Menjelang malam, Karin dan Ardi pulang ke rumah hanya berdua, ibu dan abangnya menginap di rumah sakit untuk menemani sang kakak yang belum diperbolehkan pulang.
Ardi mengunci pintu depan, "udah malem sana lo tidur," ucapnya pada Karin yang masih berdiri di sebelahnya.
"Sepi banget Bang, nggak ada ibu, mbak Nena, bibi juga lagi cuti ngurusin suaminya yang sakit, nanti kalo tengah malem Karin nggak bisa tidur gimana?" Tanya Karin, gadis itu memang sering merasa ketakutan, dan biasanya dia akan menyelinap ke kamar ibu Marlina, atau jika abangnya tidak pulang dia sering mengetuk kamar Nena, dan kedua wanita itu akan senang hati menerima kehadirannya. Tapi sekarang?
"Ya pokoknya lo jangan sampe masuk ke kamar gue," ucap Ardi, melangkah lebih dulu, berusaha untuk tidak terlalu banyak berinteraksi dengan gadis itu.
Tatapan Karin mengikuti langkah abangnya, merasa khawatir, "kok gitu, kan cuma ada abang di rumah," ucapnya polos.
Ardi berdecak, "nggak bakalan ada apa-apa tenang aja," hiburnya. "Tapi nanti kalo gue tiba-tiba gedor kamar lo jangan dibuka," tambahnya lagi dengan memberikan peringatan.
Karin mengerutkan dahi, "kenapa nggak boleh dibuka?" Tanyanya bingung.
"Karena itu pasti bukan gue, tapi setan."
"Abang bikin Karin tambah takut aja ih." Karin jadi mengomel.
Ardi menghela napas, merasa tidak tega juga melihat gadis itu yang malah semakin pucat, pemuda itu meraih pundak sang adik dan mengantarkannya ke depan pintu kamarnya yang terletak di dekat ruang makan, sedangkan kamarnya sendiri berada di depan bersebelahan dengan ruang tamu.

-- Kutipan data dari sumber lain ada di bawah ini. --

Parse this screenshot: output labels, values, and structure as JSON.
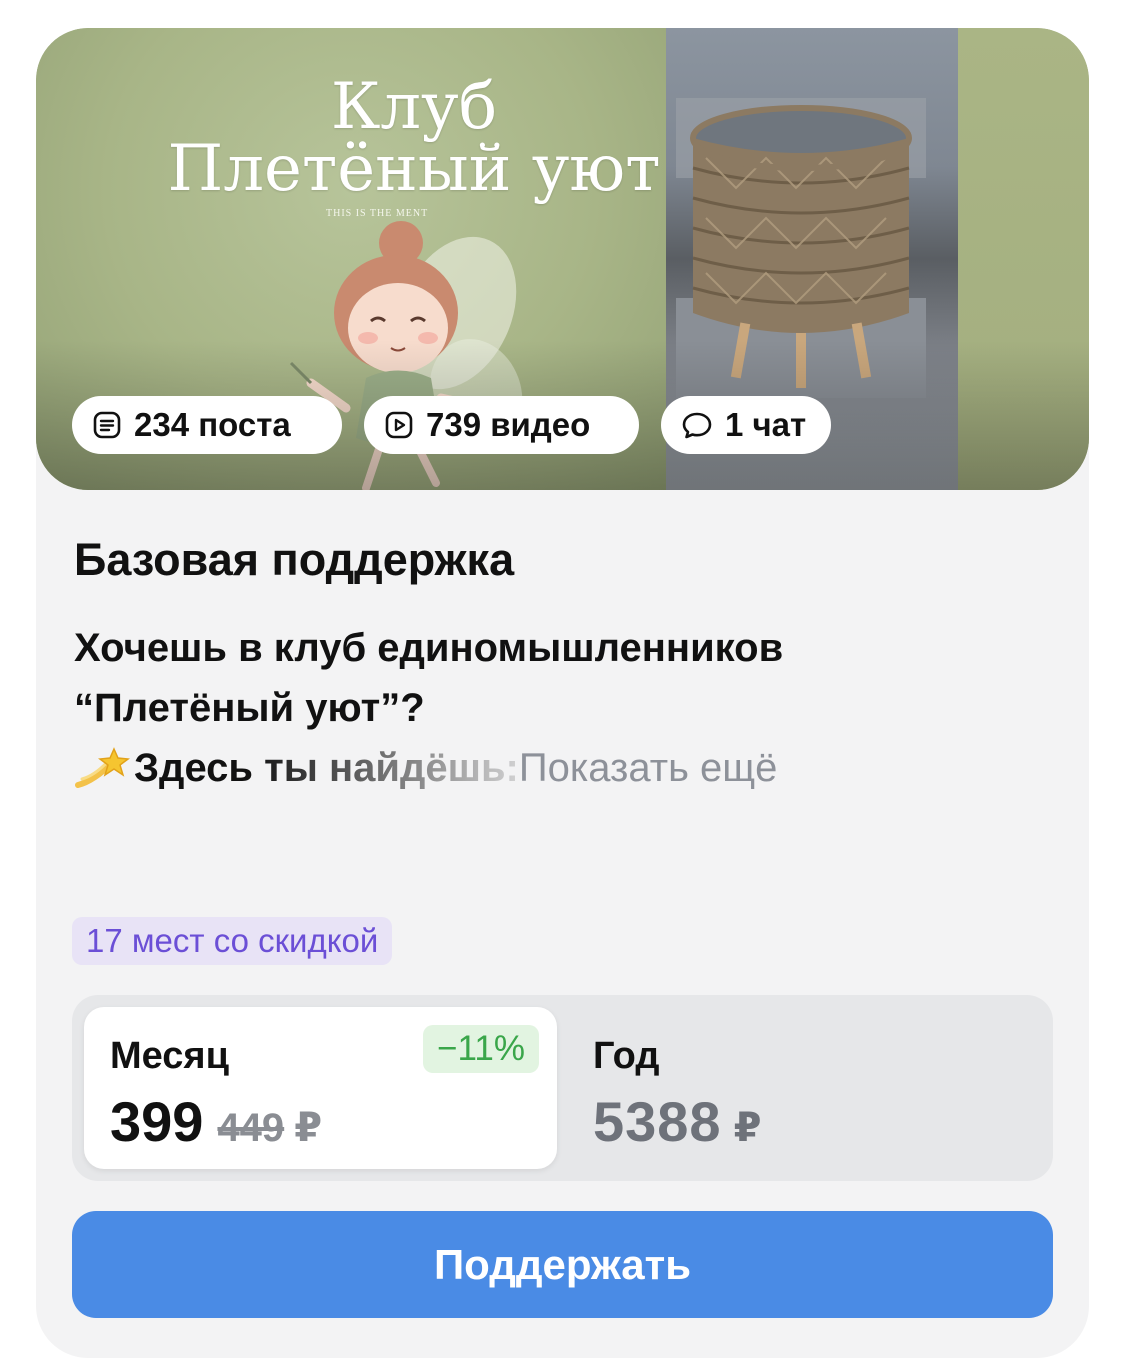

Lumayan jauh dan cukup aman tentunya.
"Kalo lo takut nggak usah matiin lampu, langsung merem aja, terus tidur."
Karin mengangguk, "kenapa Karin nggak boleh tidur di kamar abang?"

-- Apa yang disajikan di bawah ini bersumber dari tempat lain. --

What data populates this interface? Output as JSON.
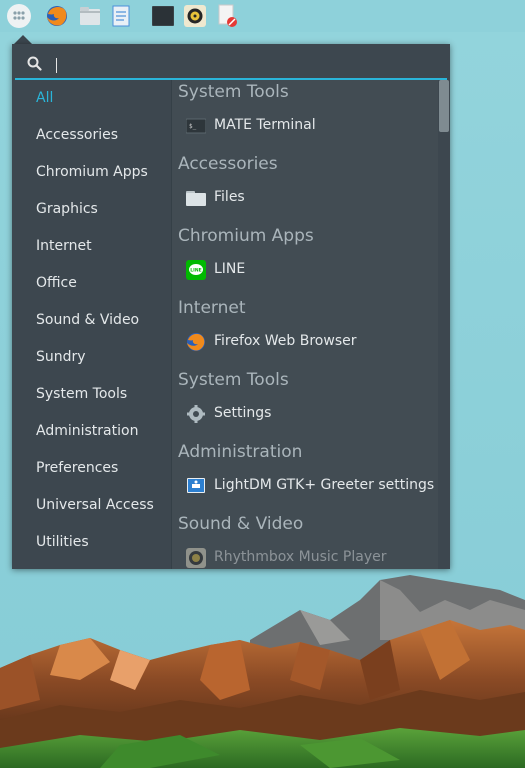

"Entar gue hilaf, kita itu udah gede, lo seharusnya udah ngerti."
"Iya Karin ngerti, orang dewasa yang bukan suami istri itu nggak boleh satu kamar, tapi kan kita nggak ngapa-ngapain, Bang. Kita tidur aja nggak usah macem-macem."

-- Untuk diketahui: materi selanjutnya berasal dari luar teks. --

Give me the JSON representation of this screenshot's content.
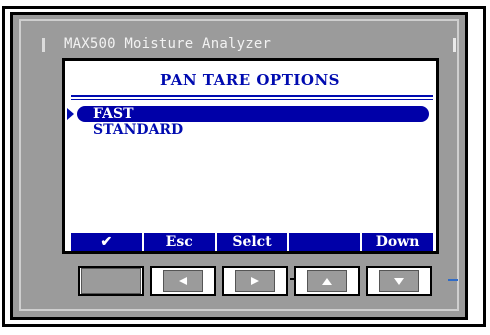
{
  "window": {
    "title": "MAX500 Moisture Analyzer"
  },
  "screen": {
    "heading": "PAN TARE OPTIONS",
    "options": [
      {
        "label": "FAST",
        "selected": true
      },
      {
        "label": "STANDARD",
        "selected": false
      }
    ]
  },
  "softkeys": [
    "✔",
    "Esc",
    "Selct",
    "",
    "Down"
  ],
  "hardware_buttons": [
    {
      "icon": "blank"
    },
    {
      "icon": "left-arrow-icon"
    },
    {
      "icon": "right-arrow-icon"
    },
    {
      "icon": "up-arrow-icon"
    },
    {
      "icon": "down-arrow-icon"
    }
  ],
  "colors": {
    "accent": "#0000a8",
    "bezel": "#9b9b9b"
  }
}
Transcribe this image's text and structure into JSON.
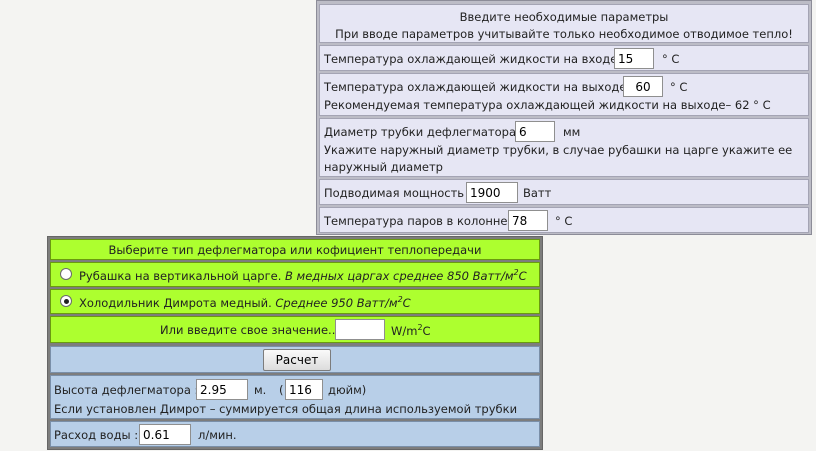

"Ya nggak bisa segampang itu, Dek." Ardi kehabisan kata-kata, kemudian membuka pintu kamar gadis itu dan masuk untuk menyalakan lampunya. "udah sekarang lo tidur, gue ada di kamar nggak bakalan kemana-mana, nggak usah takut sendirian, lo cuman perlu inget, di rumah ini ada gue."
Karin mengangguk pasrah, memasuki kamarnya dan bersiap tidur, dia melihat sang abang sempat melempar senyum sebelum menutup pintu kamarnya.
Hampir satu jam Karin mencoba untuk tidur, tapi gadis itu masih saja tidak bisa terlelap, suara ranting pohon yang mengetuk kaca jendelanya selalu saja membuat ia jadi terjaga, di luar hujan tampak begitu deras, dan tidak ada yang lebih mengerikan dari suara petir diiringi gemuruh yang membuat ia bermimpi tentang sang ayah.
"Mami!!" Karin berteriak saat suara petir di luar jendela seperti masuk ke dalam kamarnya, semakin ia terpejam, bayangan sang mami yang babak belur dipukuli oleh papinya terus berkelebat dan seperti nyata. Tangisan itu tidak bisa lagi ia sembunyikan.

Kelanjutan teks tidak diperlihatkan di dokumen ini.